Feds gauge Columbus fentanyl stash’s impact
The largest stash of fentanyl ever seized in Columbus was discovered earlier this summer inside a small green house on the city’s East Side.
A team of federal Drug Enforcement Administration agents, accompanied by local law-enforcement officers, found 22 pounds of fentanyl during a June 22 search of the 960-square-foot residence on South Napoleon Avenue, federal court records show. It was the biggest recorded fentanyl seizure yet in Columbus, said Mauricio Jimenez, the agent in charge of the DEA’s Columbus office since February.
Four men — all undocumented immigrants from Mexico — are being held on federal charges of conspiracy to distribute fentanyl along with heroin and methamphetamine, which also were recovered from the house, Jimenez said.
The four people charged with seven counts each are Tomas Palma (also known as Tomas Sandoval), 31; Alvaro Gasca-Cardoso, 37; Alexis Zazueta-Soto, 44; and Salatiel Ramos-Rojas, 40.
Ramos-Rojas was the person renting the one-story house in the 400 block of South Napoleon Avenue, federal court documents show.
Federal agents are still investigating how the drugs were transported to Columbus, but they are certain they were part of a trafficking operation that stretches far beyond Ohio, Jimenez said. The counts involving heroin trafficking say the drug was distributed in the Columbus area from about May 1 through June 22, court records show.

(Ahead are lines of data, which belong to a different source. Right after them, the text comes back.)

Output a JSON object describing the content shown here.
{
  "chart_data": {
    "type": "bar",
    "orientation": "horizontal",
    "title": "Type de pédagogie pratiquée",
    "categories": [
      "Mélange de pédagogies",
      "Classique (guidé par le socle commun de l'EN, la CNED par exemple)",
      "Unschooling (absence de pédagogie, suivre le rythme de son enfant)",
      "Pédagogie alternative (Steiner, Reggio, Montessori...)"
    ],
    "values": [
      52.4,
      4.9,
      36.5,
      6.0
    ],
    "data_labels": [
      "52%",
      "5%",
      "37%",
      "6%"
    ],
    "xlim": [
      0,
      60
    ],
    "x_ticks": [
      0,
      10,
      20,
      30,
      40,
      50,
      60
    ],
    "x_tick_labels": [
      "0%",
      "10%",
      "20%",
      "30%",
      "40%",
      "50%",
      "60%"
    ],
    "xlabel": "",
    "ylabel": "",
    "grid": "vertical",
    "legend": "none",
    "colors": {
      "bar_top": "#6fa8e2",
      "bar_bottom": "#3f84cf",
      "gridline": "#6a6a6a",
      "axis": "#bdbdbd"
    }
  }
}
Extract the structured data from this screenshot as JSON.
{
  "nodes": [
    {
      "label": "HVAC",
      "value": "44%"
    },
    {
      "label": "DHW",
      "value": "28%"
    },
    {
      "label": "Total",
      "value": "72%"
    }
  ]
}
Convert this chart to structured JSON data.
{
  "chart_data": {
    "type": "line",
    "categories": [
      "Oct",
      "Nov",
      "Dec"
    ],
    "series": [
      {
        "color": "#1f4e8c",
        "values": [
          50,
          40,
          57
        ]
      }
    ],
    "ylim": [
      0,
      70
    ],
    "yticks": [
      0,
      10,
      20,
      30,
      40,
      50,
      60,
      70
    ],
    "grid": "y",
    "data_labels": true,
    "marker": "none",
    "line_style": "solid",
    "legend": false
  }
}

Fentanyl is a man-made painkilling drug that can be 50 times more potent than heroin, depending on its purity. Exposure to a very small amount of fentanyl — the granular size of a needle head — can be deadly, Jimenez said.
Much of the fentanyl found in the United States is made in China and shipped to Mexico, or made in Mexico and brought over the border, he said.
“The Mexican cartels, they didn’t reinvent the wheel . ... The same trade routes are still being used” that were used for the heroin, methamphetamine, cocaine and marijuana that came before, Jimenez said.
In a recent case in New Carlisle in Clark County, law enforcement learned that a man was paid $6,000 to drive a van containing what was thought to be 20 pounds of fentanyl from Nuevo Leon, Mexico, to the Dayton area on June 11, federal court records show. Laboratory testing later determined the suspected fentanyl was actually cocaine; federal charges are pending against four men in U.S. District Court in Dayton.
Part of the ongoing investigation of the fentanyl seizure in Columbus will determine if any casualties can be connected to drug sales, Jimenez said.
“We’re always looking to find these people who have been hurt,” he said. “That’s just not specific to this investigation.”
Fentanyl, which is frequently being mixed with heroin, is considered to be at the root of the spike in overdose deaths in Ohio and nationwide. It has contributed mightily to Ohio’s total of 5,137 drug-overdose deaths in 2017, which was a 17.6 percent increase over the prior year.
U.S. Attorney General Jeff Sessions recently announced Operation Synthetic Opioid Surge, a program designed to provide more resources to cut the supply of deadly synthetic opioids in locations where overdose rates are high. The Southern District of Ohio, which includes Columbus, Cincinnati and Dayton, was identified as one of the 10 hardest-hit areas for opioid abuse in the nation.
The greatest attention will be given to Montgomery County and the Dayton metro areas, U.S. Attorney Benjamin C. Glassman said.
Montgomery County had a record 566 overdose deaths in 2017.
By comparison, Franklin County, which has a higher population, set its own record of 520 overdose deaths last year, with 66.5 percent of them fentanyl-related, according to the Franklin County coroner’s office. In 2016, Franklin County had 353 overdose deaths.